Recently I ran across a book defending the financial system,
Smart Money, by Andrew Palmer.
The author says that since the recent financial crisis and bailouts, the
system as a whole has been demonized to an extent that people no longer
appreciate its benefits to society.
There was mismanagement and criminal activity, but that is no reason to
give up on new innovations or demand regulations that turn the clock back to
simpler times.
One particular example is high-frequency trading that took
off in the mid-2000s. This use of
high-speed computing to execute trades in the market has led to a number of bad
practices, where those traders are able to take advantage of price swings and
manipulate the market in various ways.
He asserts that the publicity received by instances of manipulation
exaggerate the real size of the problems (understandable when I consider
similar reporting of rare airline crashes).
He claims that the advantage of speed merely replaces the former
advantage of monopolistic privileges of having a place on the trading floor,
where similar manipulation was known to have happened. HFT leads to more efficiency and lower
transaction costs, and the “HFT era arose...in part because of concerns about
how the old system worked.”
So what’s the big deal and what does this have to do with
behavior? The biggest problem with HFT
is “that the unchecked logic of
competition has increased the risk and potential severity of sudden market
crashes.” [Emphasis added.] A company can go out of business in a matter
of minutes. The economy, the one we depend
on for our livelihood and the goods and services we need, could receive a major
shock in a matter of hours! The speed of
these automatic transactions, faster than the ability of humans to intervene
when things go out of control, is very dangerous. It calls for regulation and responsibility.
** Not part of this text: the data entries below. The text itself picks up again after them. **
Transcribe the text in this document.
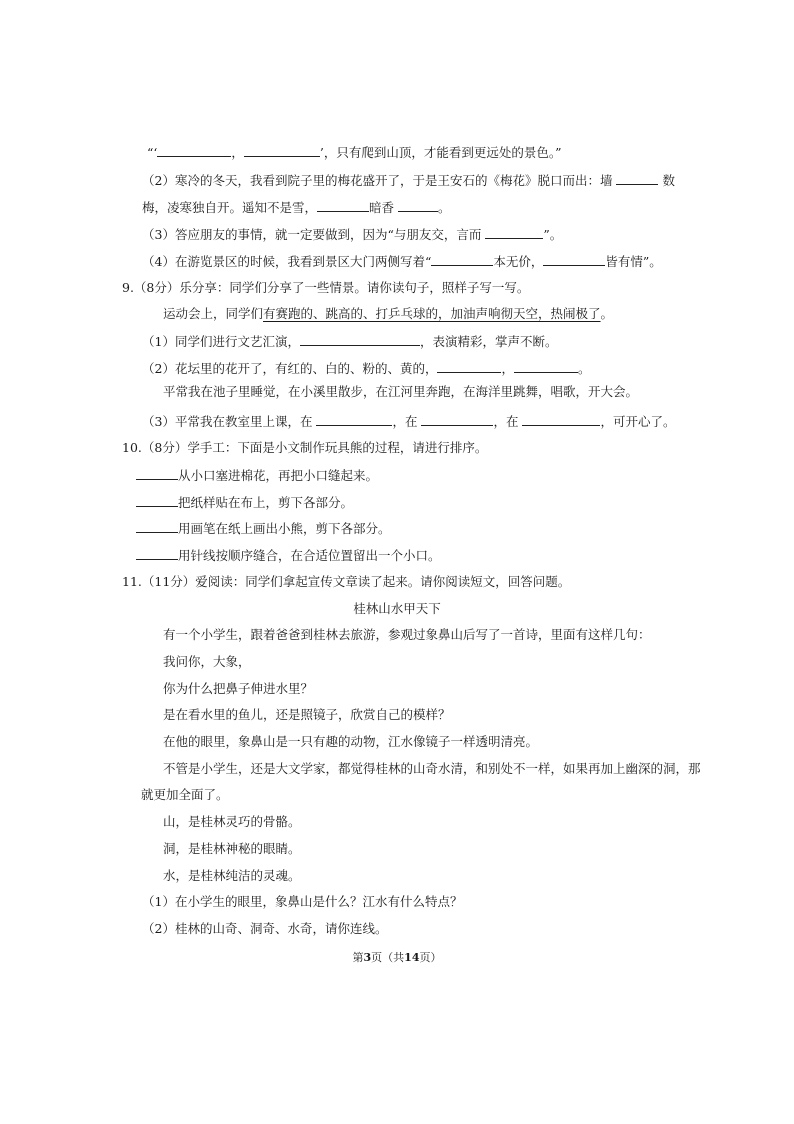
“‘	，	’，只有爬到山顶，才能看到更远处的景色。”
（2）寒冷的冬天，我看到院子里的梅花盛开了，于是王安石的《梅花》脱口而出：墙	数
梅，凌寒独自开。遥知不是雪，	暗香	。
（3）答应朋友的事情，就一定要做到，因为“与朋友交，言而	”。
（4）在游览景区的时候，我看到景区大门两侧写着“	本无价，	皆有情”。
9.（8分）乐分享：同学们分享了一些情景。请你读句子，照样子写一写。
运动会上，同学们有赛跑的、跳高的、打乒乓球的，加油声响彻天空，热闹极了。
（1）同学们进行文艺汇演，	，表演精彩，掌声不断。
（2）花坛里的花开了，有红的、白的、粉的、黄的，	，	。
平常我在池子里睡觉，在小溪里散步，在江河里奔跑，在海洋里跳舞，唱歌，开大会。
（3）平常我在教室里上课，在	，在	，在	，可开心了。
10.（8分）学手工：下面是小文制作玩具熊的过程，请进行排序。
从小口塞进棉花，再把小口缝起来。
把纸样贴在布上，剪下各部分。
用画笔在纸上画出小熊，剪下各部分。
用针线按顺序缝合，在合适位置留出一个小口。
11.（11分）爱阅读：同学们拿起宣传文章读了起来。请你阅读短文，回答问题。
桂林山水甲天下
有一个小学生，跟着爸爸到桂林去旅游，参观过象鼻山后写了一首诗，里面有这样几句：
我问你，大象，
你为什么把鼻子伸进水里？
是在看水里的鱼儿，还是照镜子，欣赏自己的模样？
在他的眼里，象鼻山是一只有趣的动物，江水像镜子一样透明清亮。
不管是小学生，还是大文学家，都觉得桂林的山奇水清，和别处不一样，如果再加上幽深的洞，那
就更加全面了。
山，是桂林灵巧的骨骼。
洞，是桂林神秘的眼睛。
水，是桂林纯洁的灵魂。
（1）在小学生的眼里，象鼻山是什么？江水有什么特点？
（2）桂林的山奇、洞奇、水奇，请你连线。
第3页（共14页）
Now see the parallel with behavior. The types of innovations that drive the
financial industry are not unlike those that affect our daily lives. Many people have smart phones; most have cell
phones. The Internet is a common
platform for personal financial transactions and simple shopping. A billion people on Facebook, and how do they
make their money? – Advertising and selling consumer information gleaned from
the massive amounts of stored data.
We go on line to see news, which now at 24 hours is filled
with fluff and repetition. We gather
information on fashions, hobbies and view the latest postings of cute babies or
clever animals. (On average teens spend more time on their devices than sleeping.) While we do, we are
exposed to hundreds of times the advertising compared to a generation ago and
hundreds of times the misinformation, some of it harmless enough, but much of
it full of bad health advice, unproven nutritional advice, advocacy of
feel-good but illogical policies featuring skewed economic understanding, along
with the usual divisive political partisanship depending on accusations and
name-calling (rather than facts or logic) to promote positions. Social media is filled with opinions: those we agree with we take as fact; those we
disagree with are seen as insults. Among
all this chatter, we must deal with threats like identity theft and phishing
that were unheard of a generation ago.
Here we sit, with the same critical thinking (some would
argue worse based on America’s educational decline), the same economic understanding,
perspective, sense of responsibility (some would argue worse based on the
current trends in narcissism and victimhood), and discipline (some would argue much
worse based on the obesity epidemic and personal savings crisis). Here we sit, expecting to get by and strive
in the high-tech, high-speed twenty-first century clinging to the belief that
the behavior and skill levels of the past will see us through. Instead of getting more demanding, we have in
fact become more tolerant of lax behaviors in many of these areas, defending
weaknesses instead of motivating for change, defending failed government
programs that make people more dependent, squandering our money on luxuries and
expecting someone else to bail us out at retirement.
The potential dangers of high-speeds in finance offer an
important lesson about the real potential dangers of the high-speed society we
live in. The regulation to avoid
disaster in the first instance comes from government and everyone will cry out
for it. Regulation to avoid disaster in
the second can only come internally and there is nary a peep.